Then last summer, the park began to swell with transients. Nowadays, she is accosted almost every time she goes there.

"It's now excruciatingly frightening," she said. "… [The park] feels completely unsafe. There's continuous crime. There's continuous drug dealing."

That's what was on her mind as she and the other commissioners convened Wednesday to decide whether to approve The Road Home's continued use of St. Vincent de Paul's cafeteria as an overflow shelter during the winter.

The commission greenlighted the continued use of the cafeteria on a 4-2 vote after hearing heartfelt testimony from city leaders and the public. But the commission also devoted discussion to a more immediate problem: the tide of homelessness around Pioneer Park as spring returns and the threat of crime.

The problem is nothing new. The homeless predate The Road Home. The shelter opened its doors, and the neighborhood gentrified around it.

Service providers have spent decades trying to help the city's desperate. But lately, many people who work and live around the park fear there's been a tipping point.

"The past year has been incredibly difficult in this neighborhood … and I don't think that's just conjecture," said Jason Mathis of the Downtown Alliance business group during Wednesday's meeting. "I don't think that's just our impression. I think that it had a definite turn."

Salt Lake City Police Chief Chris Burbank reported Wednesday that crime is down in the area. But planning commissioner Marie Taylor suggested that the decrease could be due partly to the people in the neighborhood giving up and accepting the problem as the new paradigm.

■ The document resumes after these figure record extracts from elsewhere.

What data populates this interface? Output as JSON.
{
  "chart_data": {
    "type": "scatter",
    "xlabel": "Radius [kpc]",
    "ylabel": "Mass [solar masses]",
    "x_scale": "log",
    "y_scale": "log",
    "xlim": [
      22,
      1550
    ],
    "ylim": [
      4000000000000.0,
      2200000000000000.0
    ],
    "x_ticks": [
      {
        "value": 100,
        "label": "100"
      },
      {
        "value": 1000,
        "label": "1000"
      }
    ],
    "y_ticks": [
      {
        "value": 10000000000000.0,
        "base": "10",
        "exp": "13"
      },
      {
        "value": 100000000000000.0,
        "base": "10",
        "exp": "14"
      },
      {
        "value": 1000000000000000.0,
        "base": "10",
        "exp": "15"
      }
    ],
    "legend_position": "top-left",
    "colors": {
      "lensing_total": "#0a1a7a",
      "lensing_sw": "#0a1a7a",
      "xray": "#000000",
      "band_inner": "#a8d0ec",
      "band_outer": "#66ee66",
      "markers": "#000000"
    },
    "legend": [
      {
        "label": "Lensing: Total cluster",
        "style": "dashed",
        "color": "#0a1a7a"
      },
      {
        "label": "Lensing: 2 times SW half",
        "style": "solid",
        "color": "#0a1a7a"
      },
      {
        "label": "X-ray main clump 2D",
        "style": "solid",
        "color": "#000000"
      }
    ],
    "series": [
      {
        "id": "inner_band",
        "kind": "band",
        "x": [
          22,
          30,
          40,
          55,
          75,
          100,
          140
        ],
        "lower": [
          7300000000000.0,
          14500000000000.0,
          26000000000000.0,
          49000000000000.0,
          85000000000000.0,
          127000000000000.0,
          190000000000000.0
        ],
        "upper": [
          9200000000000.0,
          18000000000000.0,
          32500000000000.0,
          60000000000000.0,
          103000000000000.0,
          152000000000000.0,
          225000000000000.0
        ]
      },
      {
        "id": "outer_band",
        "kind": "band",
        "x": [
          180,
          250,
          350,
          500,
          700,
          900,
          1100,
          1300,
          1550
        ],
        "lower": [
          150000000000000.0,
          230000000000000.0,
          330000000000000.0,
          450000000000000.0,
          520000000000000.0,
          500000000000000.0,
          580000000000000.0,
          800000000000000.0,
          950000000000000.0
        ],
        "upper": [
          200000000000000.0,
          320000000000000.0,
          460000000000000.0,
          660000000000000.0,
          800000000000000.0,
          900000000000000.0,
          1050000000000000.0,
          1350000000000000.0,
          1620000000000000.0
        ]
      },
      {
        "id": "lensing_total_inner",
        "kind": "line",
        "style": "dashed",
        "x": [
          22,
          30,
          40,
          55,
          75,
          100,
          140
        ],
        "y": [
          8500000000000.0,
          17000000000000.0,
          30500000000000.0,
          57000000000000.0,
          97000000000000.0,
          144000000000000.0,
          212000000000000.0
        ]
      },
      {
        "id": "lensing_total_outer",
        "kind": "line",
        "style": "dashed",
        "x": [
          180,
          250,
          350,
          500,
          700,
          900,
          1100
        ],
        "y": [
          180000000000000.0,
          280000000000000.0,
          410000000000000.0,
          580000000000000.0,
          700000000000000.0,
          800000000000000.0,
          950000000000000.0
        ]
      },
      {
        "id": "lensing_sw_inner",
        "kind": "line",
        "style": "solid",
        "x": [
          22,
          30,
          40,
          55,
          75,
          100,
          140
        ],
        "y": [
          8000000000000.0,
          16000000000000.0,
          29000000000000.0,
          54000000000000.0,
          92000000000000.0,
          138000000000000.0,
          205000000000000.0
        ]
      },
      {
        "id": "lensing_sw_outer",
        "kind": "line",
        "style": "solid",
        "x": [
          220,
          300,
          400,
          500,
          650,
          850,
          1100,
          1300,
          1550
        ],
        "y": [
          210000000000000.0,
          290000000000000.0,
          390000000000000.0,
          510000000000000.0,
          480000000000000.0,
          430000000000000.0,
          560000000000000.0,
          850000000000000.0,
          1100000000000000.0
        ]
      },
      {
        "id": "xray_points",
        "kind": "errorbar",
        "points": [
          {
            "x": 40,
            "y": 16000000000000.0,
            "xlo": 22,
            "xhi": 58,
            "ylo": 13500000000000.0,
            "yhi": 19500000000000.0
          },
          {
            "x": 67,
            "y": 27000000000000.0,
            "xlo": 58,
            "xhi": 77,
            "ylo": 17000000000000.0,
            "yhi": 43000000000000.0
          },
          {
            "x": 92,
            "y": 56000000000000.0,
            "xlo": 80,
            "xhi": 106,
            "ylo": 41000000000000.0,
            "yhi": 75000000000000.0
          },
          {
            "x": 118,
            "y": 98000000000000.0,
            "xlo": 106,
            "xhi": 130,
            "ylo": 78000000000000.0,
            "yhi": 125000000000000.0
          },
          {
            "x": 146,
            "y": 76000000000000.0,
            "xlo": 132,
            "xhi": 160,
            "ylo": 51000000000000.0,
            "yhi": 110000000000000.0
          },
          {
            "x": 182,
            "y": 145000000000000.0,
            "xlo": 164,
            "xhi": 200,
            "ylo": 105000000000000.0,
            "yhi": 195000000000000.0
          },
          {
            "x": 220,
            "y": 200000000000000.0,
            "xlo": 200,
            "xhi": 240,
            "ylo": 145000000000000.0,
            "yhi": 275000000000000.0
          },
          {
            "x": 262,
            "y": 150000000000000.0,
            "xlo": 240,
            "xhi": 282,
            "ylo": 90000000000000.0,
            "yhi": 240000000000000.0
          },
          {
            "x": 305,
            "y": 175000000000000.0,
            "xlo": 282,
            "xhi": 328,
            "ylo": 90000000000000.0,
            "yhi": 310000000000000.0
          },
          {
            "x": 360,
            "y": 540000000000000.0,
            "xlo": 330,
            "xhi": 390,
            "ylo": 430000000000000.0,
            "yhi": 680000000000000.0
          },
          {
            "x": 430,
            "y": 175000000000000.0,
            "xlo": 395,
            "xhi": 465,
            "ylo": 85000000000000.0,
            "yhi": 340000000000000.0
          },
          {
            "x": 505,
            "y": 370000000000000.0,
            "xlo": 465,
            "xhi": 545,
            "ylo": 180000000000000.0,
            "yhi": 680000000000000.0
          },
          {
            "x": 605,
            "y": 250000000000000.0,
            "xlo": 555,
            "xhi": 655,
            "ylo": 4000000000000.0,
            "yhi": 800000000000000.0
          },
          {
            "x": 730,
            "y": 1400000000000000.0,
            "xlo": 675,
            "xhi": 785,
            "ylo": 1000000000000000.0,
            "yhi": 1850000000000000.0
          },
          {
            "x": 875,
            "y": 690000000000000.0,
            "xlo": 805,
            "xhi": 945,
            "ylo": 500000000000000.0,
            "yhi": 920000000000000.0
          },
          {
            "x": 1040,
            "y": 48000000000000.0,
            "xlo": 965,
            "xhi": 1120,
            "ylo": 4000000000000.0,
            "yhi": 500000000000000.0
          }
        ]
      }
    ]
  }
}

"So it has gotten worse, or is worse, but you're just not getting as many calls about it. It's kind of the new norm for some people," Taylor told Burbank — who agreed "to a certain extent."

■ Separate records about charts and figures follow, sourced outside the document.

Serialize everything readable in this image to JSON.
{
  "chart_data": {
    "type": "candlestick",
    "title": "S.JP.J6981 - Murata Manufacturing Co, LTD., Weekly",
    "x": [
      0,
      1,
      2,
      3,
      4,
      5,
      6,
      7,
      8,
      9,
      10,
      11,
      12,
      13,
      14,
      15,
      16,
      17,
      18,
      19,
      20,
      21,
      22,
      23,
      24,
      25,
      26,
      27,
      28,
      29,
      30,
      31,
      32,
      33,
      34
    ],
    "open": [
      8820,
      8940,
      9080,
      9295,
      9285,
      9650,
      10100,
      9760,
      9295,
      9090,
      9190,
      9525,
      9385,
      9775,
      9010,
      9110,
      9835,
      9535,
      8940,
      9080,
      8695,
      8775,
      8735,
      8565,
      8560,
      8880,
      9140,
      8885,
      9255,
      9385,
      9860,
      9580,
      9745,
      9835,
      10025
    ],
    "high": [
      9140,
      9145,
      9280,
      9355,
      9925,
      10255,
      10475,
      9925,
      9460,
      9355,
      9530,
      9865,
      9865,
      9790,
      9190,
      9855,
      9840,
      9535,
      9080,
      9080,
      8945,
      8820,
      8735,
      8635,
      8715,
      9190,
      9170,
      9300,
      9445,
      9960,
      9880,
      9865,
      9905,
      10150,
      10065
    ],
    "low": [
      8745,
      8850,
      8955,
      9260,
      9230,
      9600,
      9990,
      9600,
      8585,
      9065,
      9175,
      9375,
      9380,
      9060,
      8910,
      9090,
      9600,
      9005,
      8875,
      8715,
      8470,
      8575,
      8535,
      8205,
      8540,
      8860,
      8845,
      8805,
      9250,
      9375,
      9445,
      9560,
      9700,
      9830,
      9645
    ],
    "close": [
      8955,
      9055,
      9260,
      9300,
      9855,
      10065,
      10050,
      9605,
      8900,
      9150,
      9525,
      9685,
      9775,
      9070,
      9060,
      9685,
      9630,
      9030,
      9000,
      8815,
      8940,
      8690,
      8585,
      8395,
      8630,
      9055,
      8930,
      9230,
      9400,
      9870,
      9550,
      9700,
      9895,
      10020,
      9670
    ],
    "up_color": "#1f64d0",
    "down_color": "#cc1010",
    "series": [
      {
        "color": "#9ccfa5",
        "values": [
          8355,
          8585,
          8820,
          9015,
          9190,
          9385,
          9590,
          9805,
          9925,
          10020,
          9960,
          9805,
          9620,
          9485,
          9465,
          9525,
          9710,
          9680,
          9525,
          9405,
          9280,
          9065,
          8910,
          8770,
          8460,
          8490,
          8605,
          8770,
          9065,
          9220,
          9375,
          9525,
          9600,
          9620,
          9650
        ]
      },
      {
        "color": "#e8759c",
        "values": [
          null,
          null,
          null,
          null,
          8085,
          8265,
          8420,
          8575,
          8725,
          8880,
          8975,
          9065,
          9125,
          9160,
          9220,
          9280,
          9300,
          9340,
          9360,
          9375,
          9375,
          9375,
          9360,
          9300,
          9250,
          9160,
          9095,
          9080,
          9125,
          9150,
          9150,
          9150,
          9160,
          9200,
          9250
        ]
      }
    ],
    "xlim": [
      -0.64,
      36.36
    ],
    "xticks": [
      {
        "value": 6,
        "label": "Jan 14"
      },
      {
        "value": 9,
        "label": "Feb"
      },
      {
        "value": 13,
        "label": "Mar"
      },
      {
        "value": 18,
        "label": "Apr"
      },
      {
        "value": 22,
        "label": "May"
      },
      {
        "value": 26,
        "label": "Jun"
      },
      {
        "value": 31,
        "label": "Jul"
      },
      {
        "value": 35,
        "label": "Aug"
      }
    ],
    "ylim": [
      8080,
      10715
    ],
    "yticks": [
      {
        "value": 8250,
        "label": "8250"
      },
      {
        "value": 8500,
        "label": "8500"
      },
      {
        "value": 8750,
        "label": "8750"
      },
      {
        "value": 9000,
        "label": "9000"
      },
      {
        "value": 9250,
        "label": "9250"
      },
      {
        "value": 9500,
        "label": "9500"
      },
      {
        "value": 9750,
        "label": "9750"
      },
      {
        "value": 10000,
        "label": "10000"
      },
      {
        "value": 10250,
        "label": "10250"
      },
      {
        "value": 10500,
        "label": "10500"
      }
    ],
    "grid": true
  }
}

Like the greater problem of homelessness, whether crime is down in the area is a nuanced issue.

There were more forcible rapes, robberies and aggravated assaults in 2013 than in any year since at least 2008, according to statistics provided Monday by the Salt Lake City Police Department. In fact, there were almost twice as many aggravated assaults in 2013 than in 2008.

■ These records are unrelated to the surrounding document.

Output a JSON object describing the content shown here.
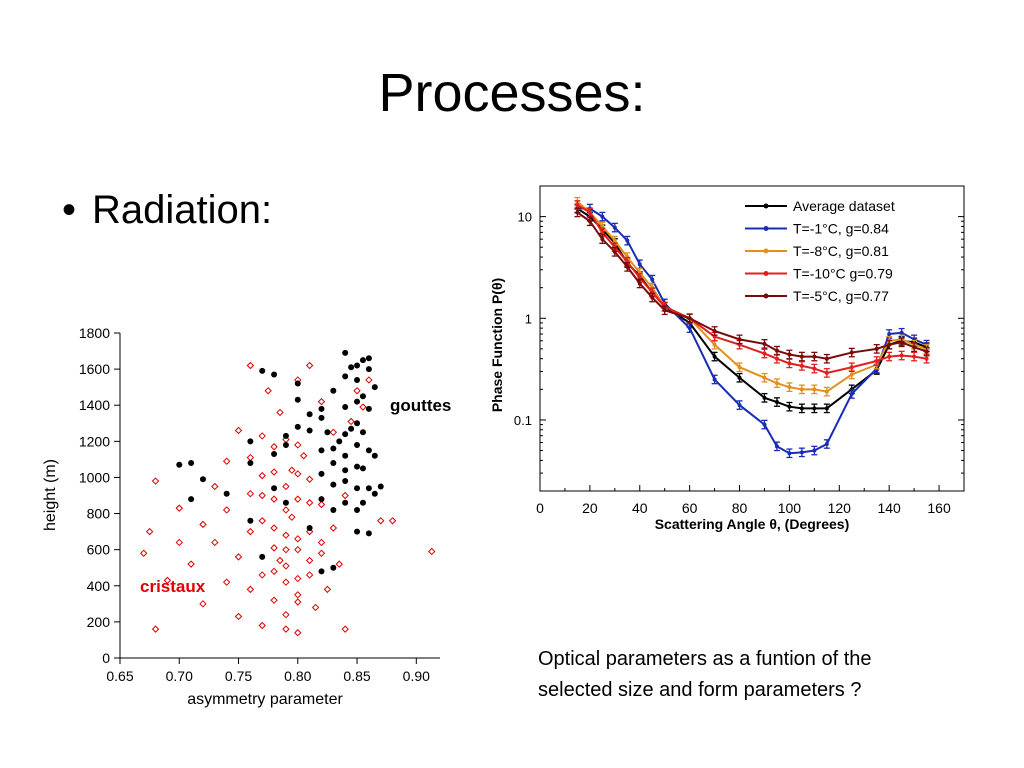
{
  "slide": {
    "title": "Processes:",
    "bullet": "Radiation:",
    "caption_line1": "Optical parameters as a funtion of the",
    "caption_line2": "selected size and form parameters ?"
  },
  "chart_data": [
    {
      "type": "scatter",
      "xlabel": "asymmetry parameter",
      "ylabel": "height (m)",
      "xlim": [
        0.65,
        0.92
      ],
      "ylim": [
        0,
        1800
      ],
      "xticks": [
        "0.65",
        "0.70",
        "0.75",
        "0.80",
        "0.85",
        "0.90"
      ],
      "yticks": [
        "0",
        "200",
        "400",
        "600",
        "800",
        "1000",
        "1200",
        "1400",
        "1600",
        "1800"
      ],
      "grid": false,
      "annotations": [
        "gouttes",
        "cristaux"
      ],
      "colors": {
        "gouttes": "#000000",
        "cristaux": "#e00000"
      },
      "series": [
        {
          "name": "gouttes",
          "marker": "filled-circle",
          "points": [
            [
              0.7,
              1070
            ],
            [
              0.71,
              1080
            ],
            [
              0.71,
              880
            ],
            [
              0.72,
              990
            ],
            [
              0.74,
              910
            ],
            [
              0.76,
              1200
            ],
            [
              0.76,
              1080
            ],
            [
              0.77,
              1590
            ],
            [
              0.78,
              1570
            ],
            [
              0.78,
              1130
            ],
            [
              0.78,
              940
            ],
            [
              0.79,
              1230
            ],
            [
              0.79,
              1180
            ],
            [
              0.8,
              1280
            ],
            [
              0.8,
              1430
            ],
            [
              0.8,
              1520
            ],
            [
              0.81,
              1350
            ],
            [
              0.81,
              1260
            ],
            [
              0.82,
              1380
            ],
            [
              0.82,
              1330
            ],
            [
              0.82,
              1150
            ],
            [
              0.82,
              1020
            ],
            [
              0.82,
              880
            ],
            [
              0.83,
              1080
            ],
            [
              0.83,
              960
            ],
            [
              0.83,
              820
            ],
            [
              0.83,
              1480
            ],
            [
              0.84,
              1240
            ],
            [
              0.84,
              1120
            ],
            [
              0.84,
              980
            ],
            [
              0.84,
              860
            ],
            [
              0.84,
              1560
            ],
            [
              0.84,
              1690
            ],
            [
              0.845,
              1610
            ],
            [
              0.85,
              1540
            ],
            [
              0.85,
              1420
            ],
            [
              0.85,
              1300
            ],
            [
              0.85,
              1180
            ],
            [
              0.85,
              1060
            ],
            [
              0.85,
              940
            ],
            [
              0.85,
              820
            ],
            [
              0.85,
              700
            ],
            [
              0.855,
              1650
            ],
            [
              0.855,
              1450
            ],
            [
              0.855,
              1250
            ],
            [
              0.855,
              1050
            ],
            [
              0.855,
              860
            ],
            [
              0.86,
              1600
            ],
            [
              0.86,
              1380
            ],
            [
              0.86,
              1150
            ],
            [
              0.86,
              940
            ],
            [
              0.86,
              690
            ],
            [
              0.865,
              1500
            ],
            [
              0.865,
              1120
            ],
            [
              0.865,
              910
            ],
            [
              0.87,
              950
            ],
            [
              0.82,
              480
            ],
            [
              0.83,
              500
            ],
            [
              0.76,
              760
            ],
            [
              0.77,
              560
            ],
            [
              0.79,
              860
            ],
            [
              0.81,
              720
            ],
            [
              0.84,
              1390
            ],
            [
              0.845,
              1270
            ],
            [
              0.85,
              1620
            ],
            [
              0.86,
              1660
            ],
            [
              0.835,
              1200
            ],
            [
              0.825,
              1250
            ],
            [
              0.84,
              1040
            ],
            [
              0.83,
              1160
            ]
          ]
        },
        {
          "name": "cristaux",
          "marker": "open-diamond",
          "points": [
            [
              0.67,
              580
            ],
            [
              0.675,
              700
            ],
            [
              0.68,
              160
            ],
            [
              0.68,
              980
            ],
            [
              0.69,
              430
            ],
            [
              0.7,
              640
            ],
            [
              0.7,
              830
            ],
            [
              0.71,
              520
            ],
            [
              0.72,
              740
            ],
            [
              0.72,
              300
            ],
            [
              0.73,
              950
            ],
            [
              0.73,
              640
            ],
            [
              0.74,
              420
            ],
            [
              0.74,
              1090
            ],
            [
              0.74,
              820
            ],
            [
              0.75,
              560
            ],
            [
              0.75,
              230
            ],
            [
              0.75,
              1260
            ],
            [
              0.76,
              700
            ],
            [
              0.76,
              910
            ],
            [
              0.76,
              380
            ],
            [
              0.76,
              1620
            ],
            [
              0.77,
              460
            ],
            [
              0.77,
              1010
            ],
            [
              0.77,
              760
            ],
            [
              0.77,
              180
            ],
            [
              0.775,
              1480
            ],
            [
              0.78,
              610
            ],
            [
              0.78,
              880
            ],
            [
              0.78,
              320
            ],
            [
              0.78,
              1170
            ],
            [
              0.785,
              540
            ],
            [
              0.785,
              1360
            ],
            [
              0.79,
              240
            ],
            [
              0.79,
              420
            ],
            [
              0.79,
              680
            ],
            [
              0.79,
              950
            ],
            [
              0.79,
              1210
            ],
            [
              0.79,
              160
            ],
            [
              0.795,
              780
            ],
            [
              0.795,
              1040
            ],
            [
              0.8,
              350
            ],
            [
              0.8,
              600
            ],
            [
              0.8,
              880
            ],
            [
              0.8,
              1540
            ],
            [
              0.8,
              140
            ],
            [
              0.805,
              1120
            ],
            [
              0.81,
              460
            ],
            [
              0.81,
              700
            ],
            [
              0.81,
              990
            ],
            [
              0.81,
              1620
            ],
            [
              0.815,
              280
            ],
            [
              0.82,
              580
            ],
            [
              0.82,
              850
            ],
            [
              0.82,
              1420
            ],
            [
              0.825,
              380
            ],
            [
              0.83,
              720
            ],
            [
              0.83,
              1250
            ],
            [
              0.835,
              520
            ],
            [
              0.84,
              900
            ],
            [
              0.84,
              160
            ],
            [
              0.845,
              1310
            ],
            [
              0.85,
              1480
            ],
            [
              0.855,
              1390
            ],
            [
              0.86,
              1540
            ],
            [
              0.87,
              760
            ],
            [
              0.88,
              760
            ],
            [
              0.913,
              590
            ],
            [
              0.76,
              1110
            ],
            [
              0.77,
              1230
            ],
            [
              0.78,
              720
            ],
            [
              0.79,
              510
            ],
            [
              0.8,
              310
            ],
            [
              0.8,
              1020
            ],
            [
              0.81,
              860
            ],
            [
              0.79,
              600
            ],
            [
              0.78,
              480
            ],
            [
              0.8,
              660
            ],
            [
              0.81,
              540
            ],
            [
              0.79,
              820
            ],
            [
              0.8,
              440
            ],
            [
              0.78,
              1030
            ],
            [
              0.77,
              900
            ],
            [
              0.82,
              640
            ],
            [
              0.8,
              1180
            ]
          ]
        }
      ]
    },
    {
      "type": "line",
      "xlabel": "Scattering Angle θ, (Degrees)",
      "ylabel": "Phase Function P(θ)",
      "xscale": "linear",
      "yscale": "log",
      "xlim": [
        0,
        170
      ],
      "ylim": [
        0.02,
        20
      ],
      "xticks": [
        "0",
        "20",
        "40",
        "60",
        "80",
        "100",
        "120",
        "140",
        "160"
      ],
      "yticks": [
        "0.1",
        "1",
        "10"
      ],
      "grid": false,
      "legend_position": "top-right",
      "x": [
        15,
        20,
        25,
        30,
        35,
        40,
        45,
        50,
        60,
        70,
        80,
        90,
        95,
        100,
        105,
        110,
        115,
        125,
        135,
        140,
        145,
        150,
        155
      ],
      "series": [
        {
          "name": "Average dataset",
          "color": "#000000",
          "values": [
            12,
            10,
            7.5,
            5.5,
            3.5,
            2.6,
            1.8,
            1.3,
            0.9,
            0.42,
            0.26,
            0.165,
            0.15,
            0.135,
            0.13,
            0.13,
            0.13,
            0.2,
            0.31,
            0.55,
            0.6,
            0.58,
            0.52
          ]
        },
        {
          "name": "T=-1°C, g=0.84",
          "color": "#1a2db5",
          "values": [
            12,
            12,
            10,
            7.8,
            5.8,
            3.4,
            2.4,
            1.4,
            0.8,
            0.25,
            0.14,
            0.09,
            0.055,
            0.047,
            0.048,
            0.05,
            0.058,
            0.18,
            0.32,
            0.7,
            0.72,
            0.62,
            0.55
          ]
        },
        {
          "name": "T=-8°C, g=0.81",
          "color": "#e09020",
          "values": [
            14,
            11,
            8,
            5.8,
            4,
            2.8,
            2,
            1.3,
            1,
            0.55,
            0.33,
            0.26,
            0.23,
            0.21,
            0.2,
            0.2,
            0.19,
            0.28,
            0.35,
            0.6,
            0.62,
            0.55,
            0.5
          ]
        },
        {
          "name": "T=-10°C g=0.79",
          "color": "#e02020",
          "values": [
            13,
            11,
            7,
            5,
            3.6,
            2.5,
            1.8,
            1.3,
            1,
            0.66,
            0.55,
            0.45,
            0.4,
            0.36,
            0.34,
            0.32,
            0.29,
            0.33,
            0.38,
            0.42,
            0.43,
            0.42,
            0.4
          ]
        },
        {
          "name": "T=-5°C, g=0.77",
          "color": "#7a0a0a",
          "values": [
            11,
            9,
            6,
            4.5,
            3.2,
            2.2,
            1.6,
            1.2,
            1,
            0.75,
            0.62,
            0.56,
            0.48,
            0.44,
            0.42,
            0.42,
            0.4,
            0.46,
            0.5,
            0.55,
            0.58,
            0.52,
            0.47
          ]
        }
      ]
    }
  ]
}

The statistics account for any such crimes between 100 South and 500 South from 200 West to 600 West, and do not differentiate between those that involve transients and those that do not.

Meanwhile, burglary, larceny/theft and motor vehicle theft are considerably lower than they have been in recent years. And adding up all of these more serious offenses, including homicide and arson, the whole group trends down: There were 8 percent fewer major crimes in 2013 than the year before.

There is an even greater decrease when it comes to lesser crimes, a long list including vandalism, drug abuse and drunkenness. Such offenses were down 16 percent in 2013 compared to 2012. However, 2012 was a high point, and 2013's rate of lesser offenses was still higher than in 2008-2011.

Litter, human waste, loitering, panhandling and other "assaults on the neighborhood" remain a serious concern for the people who live there, said Christian Harrison, president and chairman of the Downtown Community Council. Harrison added that he's encouraged to have seen service providers engaging the neighborhood in the past few months, but added that he wants more than "pat assurances that things will get better."

The city and the providers are trying. Last August, the city organized an outreach to the transients at the park to help them find programs. Police officers talk to the homeless about the same. Mayor Ralph Becker encouraged other cities, through the Council of Governments, to pool money and bring more street outreach to Salt Lake City, said Kathy Bray of Volunteers of America.

That outreach should begin in the next couple of months, depending on when contracts are straightened out, Bray said.

In the meantime, the overflow shelter remains in place. Burbank and others strongly discouraged moving it, since the population's best bet to find help is to concentrate homeless services. The transients see the downtown corridor as their home, Burbank said — they are not going to go somewhere else. And if transients stop finding their way into an overflow shelter, he said, crime will rise.